L’indice ha finalità esclusivamente statistiche e informative e NON costituisce un’allerta ufficiale della Protezione Civile né sostituisce i bollettini regionali di previsione pericolo incendi della Regione Puglia. In presenza di fumo o fiamme, chiamare immediatamente i Vigili del Fuoco al 115 o il Numero Unico Europeo 112.
SALENTO — Nelle ultime 24 ore il sistema di osservazione satellitare monitorato dalla redazione di OzaNews ha registrato 17 anomalie termiche sul territorio salentino. In ragione della concentrazione dei rilevamenti e delle condizioni ambientali stagionali, la redazione attribuisce alla giornata odierna un indice di ATTENZIONE MASSIMA.
I passaggi orbitali dei sensori VIIRS (avvenuti nelle prime ore pomeridiane) hanno individuato diversi punti caldi al suolo (hotspot con risoluzione 375 metri), riconducibili a focolai di vegetazione, bruciatura di residui agricoli o principi d’incendio.
Dettagli delle Rilevazioni Satellitari
- Indice di Attenzione OzaNews: Attenzione Massima
- Anomalie termiche complessive: 17 rilevamenti nelle ultime 24 ore
- Sensori utilizzati: VIIRS su satelliti polari NOAA-20 e Suomi-NPP (fonte NASA FIRMS)
- Aree maggiormente interessate dai passaggi:
- Serre Salentine / Entroterra centro-meridionale: cluster principale rilevato tra i territori comunali di Taurisano, Ruffano, Casarano e Ugento;
- Capo di Leuca / Basso Salento: punti termici segnalati nell’area tra Alessano, Presicce-Acquarica e Specchia, con un’ulteriore rilevazione verso l’area costiera orientale (Andrano/Tricase);
- Fascia orientale e Centro-Nord: singole anomalie registrate tra l’entroterra idruntino e il settore nord-occidentale della provincia di Lecce.
Che cosa indicano le anomalie termiche
Le anomalie termiche rilevate dai satelliti riflettono bruschi innalzamenti della radiazione termica emessa dal terreno rispetto alla temperatura media dell’area circostante.
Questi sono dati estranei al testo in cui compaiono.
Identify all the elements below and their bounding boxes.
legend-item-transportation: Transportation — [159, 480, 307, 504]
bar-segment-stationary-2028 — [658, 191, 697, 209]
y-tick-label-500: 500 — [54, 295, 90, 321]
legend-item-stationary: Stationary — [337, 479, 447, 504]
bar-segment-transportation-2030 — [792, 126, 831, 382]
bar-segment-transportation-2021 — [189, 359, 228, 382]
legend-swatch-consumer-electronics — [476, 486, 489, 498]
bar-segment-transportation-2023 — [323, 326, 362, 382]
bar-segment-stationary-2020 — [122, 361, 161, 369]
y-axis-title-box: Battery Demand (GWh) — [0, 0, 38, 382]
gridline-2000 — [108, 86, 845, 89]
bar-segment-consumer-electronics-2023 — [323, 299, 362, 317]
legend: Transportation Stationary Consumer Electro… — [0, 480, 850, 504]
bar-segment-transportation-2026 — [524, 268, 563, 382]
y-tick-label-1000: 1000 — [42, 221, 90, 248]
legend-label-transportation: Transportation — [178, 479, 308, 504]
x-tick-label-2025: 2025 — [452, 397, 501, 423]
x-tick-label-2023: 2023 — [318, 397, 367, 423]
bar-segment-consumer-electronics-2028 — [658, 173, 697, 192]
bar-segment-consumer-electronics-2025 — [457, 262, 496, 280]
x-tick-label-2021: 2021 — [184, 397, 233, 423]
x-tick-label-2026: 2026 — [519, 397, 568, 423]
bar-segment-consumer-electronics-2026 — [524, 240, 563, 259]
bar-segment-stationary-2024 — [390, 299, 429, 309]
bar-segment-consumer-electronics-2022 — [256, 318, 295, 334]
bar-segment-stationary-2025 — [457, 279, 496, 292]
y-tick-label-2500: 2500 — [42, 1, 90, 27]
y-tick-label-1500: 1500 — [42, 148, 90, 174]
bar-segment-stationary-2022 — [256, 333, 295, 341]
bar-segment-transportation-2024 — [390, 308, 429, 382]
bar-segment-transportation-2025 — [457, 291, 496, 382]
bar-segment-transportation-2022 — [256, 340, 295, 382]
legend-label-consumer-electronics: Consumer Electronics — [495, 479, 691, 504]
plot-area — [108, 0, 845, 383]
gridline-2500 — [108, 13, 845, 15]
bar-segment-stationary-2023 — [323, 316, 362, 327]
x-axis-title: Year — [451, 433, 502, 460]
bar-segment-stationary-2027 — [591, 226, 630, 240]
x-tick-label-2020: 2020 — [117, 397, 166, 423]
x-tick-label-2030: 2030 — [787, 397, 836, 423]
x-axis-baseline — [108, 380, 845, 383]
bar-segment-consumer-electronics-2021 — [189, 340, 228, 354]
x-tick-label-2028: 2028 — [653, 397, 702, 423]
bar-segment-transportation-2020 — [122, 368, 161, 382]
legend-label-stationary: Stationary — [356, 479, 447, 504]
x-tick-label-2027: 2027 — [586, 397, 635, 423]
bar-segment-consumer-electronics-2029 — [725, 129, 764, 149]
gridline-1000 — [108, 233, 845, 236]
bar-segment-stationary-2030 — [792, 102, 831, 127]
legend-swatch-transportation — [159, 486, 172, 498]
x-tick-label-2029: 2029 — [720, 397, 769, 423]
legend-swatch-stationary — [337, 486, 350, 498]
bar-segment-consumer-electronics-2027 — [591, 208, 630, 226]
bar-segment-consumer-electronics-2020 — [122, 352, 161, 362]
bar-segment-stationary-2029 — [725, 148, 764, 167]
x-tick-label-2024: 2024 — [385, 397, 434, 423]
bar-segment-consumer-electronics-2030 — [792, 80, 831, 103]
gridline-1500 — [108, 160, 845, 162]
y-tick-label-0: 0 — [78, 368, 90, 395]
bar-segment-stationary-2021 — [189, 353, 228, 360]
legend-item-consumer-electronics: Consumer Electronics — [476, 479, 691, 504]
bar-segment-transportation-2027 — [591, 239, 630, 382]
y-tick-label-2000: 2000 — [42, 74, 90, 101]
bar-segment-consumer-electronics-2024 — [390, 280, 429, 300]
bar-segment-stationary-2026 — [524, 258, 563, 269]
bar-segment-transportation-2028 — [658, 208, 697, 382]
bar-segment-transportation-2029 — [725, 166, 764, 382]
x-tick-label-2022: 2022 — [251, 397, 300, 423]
Sebbene non tutte le anomalie corrispondano automaticamente a incendi di vaste proporzioni (potendo includere anche abbruciamenti controllati autorizzati o superfici con forte accumulo di calore), una concentrazione elevata di hotspot indica una forte sollecitazione del territorio e un aumento del rischio di propagazione del fuoco.
Misure di Prevenzione e Norme di Comportamento
Si ricorda che in tutto il territorio pugliese è in vigore lo stato di grave pericolosità per gli incendi boschivi (AIB). È rigorosamente vietato accendere fuochi in prossimità di boschi, macchia mediterranea o campi coltivati, utilizzare apparecchi a fiamma libera e gettare mozziconi di sigaretta accesi.
In caso di avvistamento di colonne di fumo o focolai attivi, è fondamentale dare l’allarme tempestivamente telefonando ai Vigili del Fuoco al 115 oppure al Numero Unico di Emergenza 112.